We’ve not seen a Cathy Marston ballet in the UK for several years which is mighty odd because she specialises in narrative work and if there is one common recent thread running though UK critics’ reviews it’s the struggle of some well-known choreographers to get to grips with telling stories. Marston, who originally made her mark on Royal Ballet Dance Bites tours in the 90’s and as the first Associate Artist at the reopened Royal Opera House, directed the small Bern Ballett for several years but since giving that up has been busy across Europe and next year creates a full-length Dangerous Liaisons for Royal Danish Ballet. Based on seeing her Jane Eyre, boy is she very ready and equipped for it. Congratulations to Northern for bringing her back and extensively touring Jane Eyre too – it’s on their new mid-scale circuit (I saw it in the comfy 620 seat Cast in Doncaster), but this is a work that would be equally at home in the larger venues they cover. It’s actually the best new narrative work I’ve seen Northern Ballet do in many years.
Marston’s telling of Jane Eyre is both straightforward and not. It covers the full span, from being orphaned (and bullied), to private school (strict and losing her best friend to consumption), to being a teacher and then governess in the strange Rochester household, the growing love and planned marriage to Rochester, the mad existing wife (Bertha Mason), the flight to the moors, her discovery in the snow (which features in a prologue to Act 1) by Rev St. John Rivers, the second proposal, its rejection and the final return to Rochester, now blinded, inhabiting the burned-out hulk of his mansion, but free of his wife and they can at last be together properly and forever, but as the ending shows it’s Jane’s personal triumph. Phew – it’s a lot to put into two 50-minute acts, but it neither feels rushed nor drags and you don’t have to know the book inside out (or at all) to see exactly what’s happening. But superimposed over the telling is Jane’s ‘inner world’ of thoughts, manifest as a group of ‘D-Men’ who hold her back – ciphers for so many men in her real life that let her down or behave egregiously towards her. They crop up regularly and some of the finest choreography in the piece is for Jane and her thoughts as they gang up on her, manipulate her, swirl around and, having done their worst, dissolve away. At another time they just become room furniture – an “always there” fact of life for Jane. This is not chocolate box ballet, but it wears its cleverness oh, so lightly.

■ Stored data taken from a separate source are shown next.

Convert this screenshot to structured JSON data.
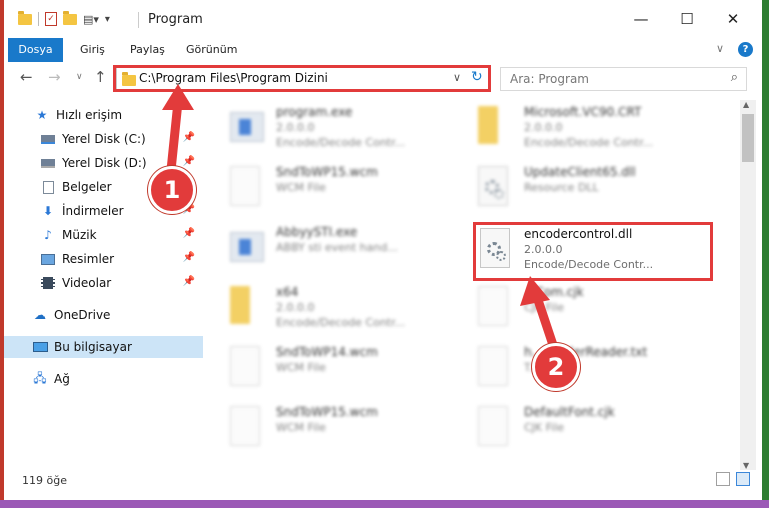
{
  "window": {
    "title": "Program",
    "controls": {
      "minimize": "—",
      "maximize": "☐",
      "close": "✕"
    },
    "help": "?"
  },
  "ribbon": {
    "tabs": [
      "Dosya",
      "Giriş",
      "Paylaş",
      "Görünüm"
    ]
  },
  "nav": {
    "address": "C:\\Program Files\\Program Dizini",
    "search_placeholder": "Ara: Program"
  },
  "sidebar": {
    "items": [
      {
        "label": "Hızlı erişim",
        "icon": "star-icon"
      },
      {
        "label": "Yerel Disk (C:)",
        "icon": "drive-icon",
        "pinned": true
      },
      {
        "label": "Yerel Disk (D:)",
        "icon": "drive-icon",
        "pinned": true
      },
      {
        "label": "Belgeler",
        "icon": "documents-icon",
        "pinned": true
      },
      {
        "label": "İndirmeler",
        "icon": "download-icon",
        "pinned": true
      },
      {
        "label": "Müzik",
        "icon": "music-icon",
        "pinned": true
      },
      {
        "label": "Resimler",
        "icon": "pictures-icon",
        "pinned": true
      },
      {
        "label": "Videolar",
        "icon": "videos-icon",
        "pinned": true
      },
      {
        "label": "OneDrive",
        "icon": "cloud-icon"
      },
      {
        "label": "Bu bilgisayar",
        "icon": "computer-icon",
        "selected": true
      },
      {
        "label": "Ağ",
        "icon": "network-icon"
      }
    ]
  },
  "files": [
    {
      "name": "program.exe",
      "sub1": "2.0.0.0",
      "sub2": "Encode/Decode Contr...",
      "type": "exe"
    },
    {
      "name": "Microsoft.VC90.CRT",
      "sub1": "2.0.0.0",
      "sub2": "Encode/Decode Contr...",
      "type": "folder"
    },
    {
      "name": "SndToWP15.wcm",
      "sub1": "WCM File",
      "sub2": "",
      "type": "page"
    },
    {
      "name": "UpdateClient65.dll",
      "sub1": "Resource DLL",
      "sub2": "",
      "type": "dll"
    },
    {
      "name": "AbbyySTI.exe",
      "sub1": "ABBY sti event hand...",
      "sub2": "",
      "type": "exe"
    },
    {
      "name": "encodercontrol.dll",
      "sub1": "2.0.0.0",
      "sub2": "Encode/Decode Contr...",
      "type": "dll"
    },
    {
      "name": "x64",
      "sub1": "2.0.0.0",
      "sub2": "Encode/Decode Contr...",
      "type": "folder"
    },
    {
      "name": "...Com.cjk",
      "sub1": "CJK File",
      "sub2": "",
      "type": "page"
    },
    {
      "name": "SndToWP14.wcm",
      "sub1": "WCM File",
      "sub2": "",
      "type": "page"
    },
    {
      "name": "h...ReaderReader.txt",
      "sub1": "T...",
      "sub2": "",
      "type": "page"
    },
    {
      "name": "SndToWP15.wcm",
      "sub1": "WCM File",
      "sub2": "",
      "type": "page"
    },
    {
      "name": "DefaultFont.cjk",
      "sub1": "CJK File",
      "sub2": "",
      "type": "page"
    }
  ],
  "status": {
    "count": "119 öğe"
  },
  "annotations": {
    "step1": "1",
    "step2": "2"
  },
  "colors": {
    "accent": "#1979ca",
    "annotation": "#e23b3b",
    "selection": "#cce4f7"
  }
}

There are many character roles and Marston delivers them all, but her forte is showing the inner turmoil of Jane as physical movement – sometimes balletic, sometimes contemporary (it’s not all on pointe) and sometimes as twisted and contorted limbs. The awkward Rochester is also drawn well – often his leg lasciviously showing the man’s interest and dominating approach to life. He is brilliantly brought to life by Javier Torres, and Dreda Blow projects a strong Jane, fighting through it all to be truthful to herself and eventually rewarded in love. Antoinette Brooks-Daw, as the young Jane, also captured the quiet fortitude and steel of the heroine. But great to see a premiere performance where the whole team were firing on all cylinders.
The icing on the story and dancing cake is a 19th century score compiled and augmented by Philip Feeney based on the music of Fanny and Felix Mendelssohn plus some Schubert. It fits well and supports the story. The designs of Patrick Kinmonth are strong as well – the locations are stylised and changed with fabric screens based on natural countryside colours but with sketched interiors overlaid. Satisfyingly sparse and clever. All up, the experience of the entire team shows, and whatever preconceptions you might have about seeing Northern Ballet, put them to one side and see Jane Eyre. Damn fine dancers in a damn fine piece.